İşte, Hulusinin kalbi çendan layetezelzel idi. Fakat bu vaziyet onu fütura sevk ettiğinden, şefkatli tokat yedi. Tam bir iki sene bazı münafıklar ona musallat oldular. Dünyanın lezzetini de kaçırdılar. Hem dünyayı ondan, hem onu dünyadan küstürdüler. O vakit vazife-i maneviyesindeki ciddiyete tam manasıyla sarıldı.
DÖRDÜNCÜSÜ
Muhacir Hafız Ahmeddir. O kendisi söylüyor:
Evet, ben itiraf ediyorum ki, hizmet-i Kuraniyede ahiretim nokta-i nazarında içtihadımda hata ettim. Hizmete fütur verecek bir arzuda bulundum. Şefkatli, fakat şiddetli ve kefaretli bir tokat yedim. Şöyle ki:
Üstadım yeni icadlara taraftar olmadığı için—benim camim onun komşusudur; şuhur-u selase geliyor—camimi terk etsem, hem ben çok sevap kaybediyorum, hem mahalle namazsızlığa alışacak. Yeni usul yapmazsam, men edileceğim. İşte bu içtihada göre, ruhum kadar sevdiğim Üstadımın muvakkaten başka bir köye gitmesini arzu ettim. Bilmedim ki, o yerini değiştirse, başka bir memlekete gitse, hizmet-i Kuraniyeye muvakkaten fütur gelir. Tam o sıralarda ben tokat yedim. Şefkatli, fakat öyle dehşetli bir tokat yedim ki, üç aydır daha aklım başıma gelmedi. Fakat, lillahilhamd, Üstadımın kati ihbarıyla, ona ihtar edilmiş ki, o musibetin her dakikası bir gün ibadet kadar hükmünde olduğunu rahmet-i İlahiyeden ümitvar olabiliriz. Çünkü o hata bir garaza binaen değildi. Sırf ahiretimi düşünmek noktasında o arzu geldi.
BEŞİNCİSİ
Hakkı Efendidir. Şimdi burada olmadığı için, Hulusiye vekalet ettiğim gibi ona da vekaleten derim ki:
Hakkı Efendi talebelik vazifesini hakkıyla ifa ederken, ahlaksız bir kaymakam geldi. Hem Üstadına, hem de kendine zarar gelmemek için, yazdıklarını sakladı. Muvakkaten hizmet-i Nuriyeyi terk etti. Birden, bir şefkat tokadı manasında, bin lirayı vermeye mükellef olacak bir dava başına açıldı. Bir sene o tehdit altında kaldı. Ta geldi, burada görüştük, avdetinde hizmet-i Kuraniyeye, talebelik vazifesine girdi. Şefkat tokadının hükmü kalktı, tebrie etti.

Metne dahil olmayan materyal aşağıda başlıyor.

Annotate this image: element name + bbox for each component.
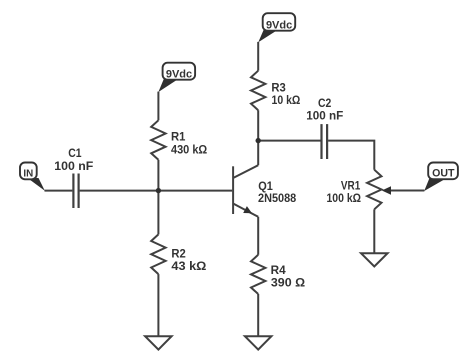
svg-text:43 kΩ: 43 kΩ [171,259,206,273]
svg-text:100 nF: 100 nF [306,108,343,122]
svg-text:10 kΩ: 10 kΩ [272,93,301,107]
svg-text:2N5088: 2N5088 [258,191,296,205]
svg-text:9Vdc: 9Vdc [266,19,292,31]
svg-text:C1: C1 [68,146,81,160]
svg-text:100 kΩ: 100 kΩ [327,191,362,205]
svg-text:390 Ω: 390 Ω [271,276,305,290]
svg-text:100 nF: 100 nF [54,159,93,173]
svg-text:OUT: OUT [432,168,455,180]
svg-text:9Vdc: 9Vdc [166,69,192,81]
svg-text:IN: IN [23,168,33,179]
svg-text:430 kΩ: 430 kΩ [171,142,207,156]
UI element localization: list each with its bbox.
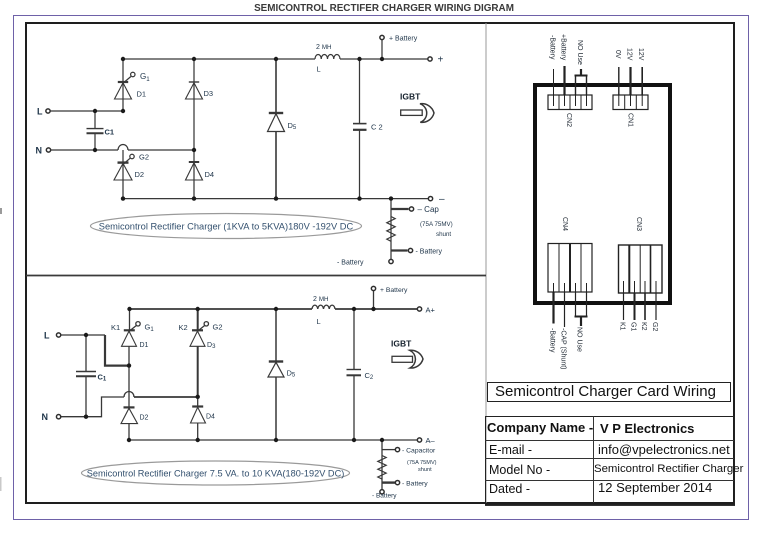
- svg-text:shunt: shunt: [436, 231, 451, 238]
- svg-text:12V: 12V: [637, 48, 644, 61]
- svg-text:C 2: C 2: [371, 123, 383, 132]
- svg-text:shunt: shunt: [418, 467, 432, 473]
- svg-text:C2: C2: [365, 371, 374, 381]
- svg-text:Semicontrol Rectifier Charger: Semicontrol Rectifier Charger 7.5 VA. to…: [87, 469, 345, 479]
- svg-text:L: L: [37, 107, 43, 117]
- svg-text:D1: D1: [140, 342, 149, 349]
- svg-text:K2: K2: [640, 322, 647, 331]
- svg-text:K2: K2: [179, 323, 188, 332]
- svg-text:C1: C1: [105, 128, 115, 137]
- svg-text:D5: D5: [287, 369, 296, 379]
- svg-text:G2: G2: [213, 323, 223, 332]
- svg-text:N: N: [36, 146, 43, 156]
- svg-text:N: N: [42, 412, 49, 422]
- svg-text:+Battery: +Battery: [560, 34, 567, 61]
- svg-text:NO Use: NO Use: [576, 40, 583, 65]
- svg-text:G1: G1: [140, 72, 150, 83]
- svg-text:+ Battery: + Battery: [389, 36, 418, 43]
- svg-text:A+: A+: [426, 306, 436, 315]
- svg-text:D4: D4: [206, 414, 215, 421]
- svg-text:-Battery: -Battery: [549, 328, 556, 353]
- svg-text:–: –: [439, 194, 445, 205]
- svg-text:L: L: [44, 331, 50, 341]
- svg-text:Semicontrol Rectifier Charger: Semicontrol Rectifier Charger (1KVA to 5…: [99, 222, 354, 232]
- svg-text:NO Use: NO Use: [576, 327, 583, 352]
- svg-text:- Battery: - Battery: [337, 260, 364, 267]
- svg-text:2 MH: 2 MH: [316, 44, 331, 51]
- svg-text:CN1: CN1: [627, 113, 634, 127]
- svg-text:G1: G1: [145, 323, 155, 334]
- svg-text:-CAP (Shunt): -CAP (Shunt): [560, 328, 567, 370]
- svg-text:- Battery: - Battery: [416, 249, 443, 256]
- svg-text:2 MH: 2 MH: [313, 296, 328, 303]
- svg-text:G2: G2: [651, 322, 658, 331]
- svg-text:D2: D2: [135, 170, 145, 179]
- svg-text:- Capacitor: - Capacitor: [402, 448, 436, 455]
- svg-text:CN4: CN4: [561, 217, 568, 231]
- svg-text:- Battery: - Battery: [372, 493, 397, 500]
- svg-text:– Cap: – Cap: [418, 205, 440, 214]
- svg-text:D2: D2: [140, 415, 149, 422]
- svg-text:L: L: [317, 65, 321, 74]
- svg-text:D3: D3: [204, 89, 214, 98]
- svg-text:- Battery: - Battery: [402, 481, 428, 488]
- svg-text:-Battery: -Battery: [549, 35, 556, 60]
- svg-text:K1: K1: [111, 323, 120, 332]
- svg-text:+: +: [438, 55, 444, 66]
- svg-text:+ Battery: + Battery: [380, 287, 408, 294]
- svg-text:D3: D3: [207, 342, 216, 350]
- svg-text:K1: K1: [619, 322, 626, 331]
- svg-text:C1: C1: [98, 373, 107, 383]
- svg-text:12V: 12V: [626, 48, 633, 61]
- svg-text:D5: D5: [288, 121, 297, 131]
- svg-text:G1: G1: [630, 322, 637, 331]
- svg-text:CN3: CN3: [635, 217, 642, 231]
- svg-text:CN2: CN2: [565, 113, 572, 127]
- svg-text:L: L: [317, 317, 321, 326]
- svg-text:D1: D1: [137, 90, 147, 99]
- svg-text:(75A 75MV): (75A 75MV): [407, 460, 437, 466]
- svg-text:0V: 0V: [614, 50, 621, 59]
- svg-text:IGBT: IGBT: [400, 92, 421, 102]
- svg-text:D4: D4: [205, 170, 215, 179]
- svg-text:(75A 75MV): (75A 75MV): [420, 221, 453, 228]
- svg-text:G2: G2: [139, 153, 149, 162]
- svg-text:A–: A–: [426, 436, 436, 445]
- svg-text:IGBT: IGBT: [391, 339, 412, 349]
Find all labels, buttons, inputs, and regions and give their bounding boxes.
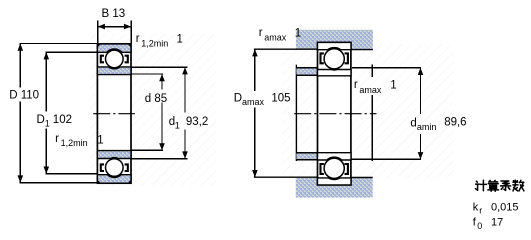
bearing outline [97,44,131,183]
svg-text:102: 102 [53,114,72,126]
char suan [488,180,499,191]
svg-text:0,015: 0,015 [491,201,519,213]
da level line bottom right [351,158,421,160]
arrow Damax bottom [252,170,258,177]
svg-text:1: 1 [45,118,50,128]
cage bottom left [101,164,104,171]
shaft left edge [295,65,297,161]
svg-text:D 110: D 110 [9,90,39,102]
arrow d top [159,74,165,81]
inner ring top (blue) [97,67,131,75]
shaft shoulder top (blue) [296,68,317,75]
svg-text:d: d [410,118,416,130]
svg-text:1: 1 [177,34,183,46]
inner ring bottom (white w groove) [318,153,352,160]
svg-text:r: r [136,33,140,45]
inner ring top (white w groove) [318,70,352,76]
char shu [513,180,524,191]
svg-text:1: 1 [390,80,396,92]
inner ring bottom (blue) [97,151,131,159]
svg-text:93,2: 93,2 [186,116,208,128]
arrow d1 bottom [182,151,188,158]
housing bottom (blue) [296,178,373,198]
svg-text:17: 17 [491,217,503,229]
shaft shoulder bottom edges [296,153,319,160]
arrow d1 top [182,67,188,74]
dimension d1 line [184,67,186,158]
ball top [106,50,124,68]
outer ring bottom (white w groove) [318,178,352,185]
dimension B extension lines [98,20,131,43]
svg-text:r: r [55,133,59,145]
char ji [476,180,487,191]
svg-text:1: 1 [175,120,180,130]
cage bottom right [125,164,128,171]
svg-text:r: r [479,205,482,215]
outer ring top edge (white w groove) [318,42,352,49]
housing top (blue) [296,30,373,50]
cage top left [101,56,104,63]
arrow D bottom [18,175,24,182]
ramax vertical line [371,64,373,161]
arrow Damax top [252,49,258,56]
svg-text:B 13: B 13 [102,8,126,20]
svg-text:amax: amax [359,85,382,95]
svg-text:k: k [473,201,479,213]
arrow damin top [418,68,424,75]
housing shoulder edge top left + Damax ext [254,48,318,50]
arrow D top [18,44,24,51]
svg-text:1: 1 [295,27,301,39]
dimension D extension lines [19,44,97,183]
arrow damin bottom [418,152,424,159]
chinese title 计算系数 drawn as paths [476,180,524,191]
dimension D1 line [45,52,47,174]
svg-text:D: D [37,114,45,126]
ball bottom right [324,158,344,178]
svg-text:r: r [354,79,358,91]
svg-text:amax: amax [264,32,287,42]
svg-text:105: 105 [271,93,290,105]
arrow D1 bottom [44,167,50,174]
svg-text:r: r [259,27,263,39]
shaft shoulder top edges [296,68,318,75]
arrow B right [124,24,131,30]
svg-text:D: D [234,93,242,105]
svg-text:amax: amax [242,97,265,107]
housing shoulder edge top right [351,49,373,51]
arrow B left [98,24,105,30]
svg-text:d 85: d 85 [145,93,167,105]
cage top right [125,56,128,63]
char xi [501,181,511,190]
housing shoulder edge bottom left + Damax ext [254,176,318,178]
watermark hatch left figure [90,34,216,186]
dimension d1 extension lines [131,67,187,158]
da level line top right [352,67,421,69]
dimension D line [19,44,21,183]
shaft shoulder bottom (blue) [296,154,317,160]
svg-text:1,2min: 1,2min [141,39,168,49]
housing shoulder edge bottom right [351,177,373,179]
right bearing outline [318,42,351,185]
dimension damin line [420,68,422,160]
dimension Damax line [254,49,256,177]
outer ring top (blue) [97,44,131,52]
watermark hatch right figure [282,44,454,180]
svg-text:1,2min: 1,2min [61,138,88,148]
dimension d line [161,74,163,150]
cage bottom right bearing [321,164,324,174]
ball top right [324,49,344,69]
dimension B line [98,26,131,28]
arrow d bottom [159,143,165,150]
arrow D1 top [44,52,50,59]
outer ring bottom (blue) [97,175,131,184]
cage top right bearing [321,53,324,63]
svg-text:0: 0 [477,221,482,231]
dimension D1 extension lines [45,52,97,174]
ball bottom [106,159,124,177]
centerline left bearing [93,113,135,115]
dimension d extension lines [131,74,163,150]
centerline right bearing [294,113,376,115]
svg-text:1: 1 [97,135,103,147]
svg-text:89,6: 89,6 [444,117,466,129]
svg-text:amin: amin [417,122,437,132]
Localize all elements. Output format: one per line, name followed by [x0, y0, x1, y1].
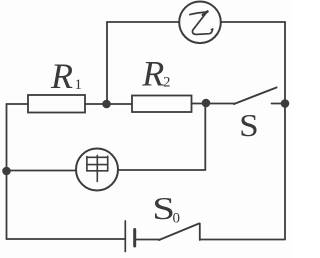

Sonra Kuranı yeni bir tarzda yazmak hususunda talebelere bir vazife açıldı. Hakkı Efendiye de hisse verildi. Elhak, o hissesine sahip çıktı. Bir cüzü güzel yazdı. Fakat derd-i mAyşet zaruretiyle kendini mecbur bilip, gizli dava vekaletine teşebbüs etti. Birden, bir şefkat tokadı daha yedi. Kalemi tutan parmağı muvakkaten kırıldı. “Bu parmakla hem dava vekaleti yapmak, hem Kuranı yazmak olmayacak” diye, lisan-ı mana ile ihtar edildi. Dava vekaletine teşebbüsünü bilmediğimiz için, parmağına hayret ediyorduk. Sonra anlaşıldı ki, kudsi, safi hizmet-i Kuraniye, gayet temiz, kendine mahsus parmakları başka işe karıştırmak istemiyor.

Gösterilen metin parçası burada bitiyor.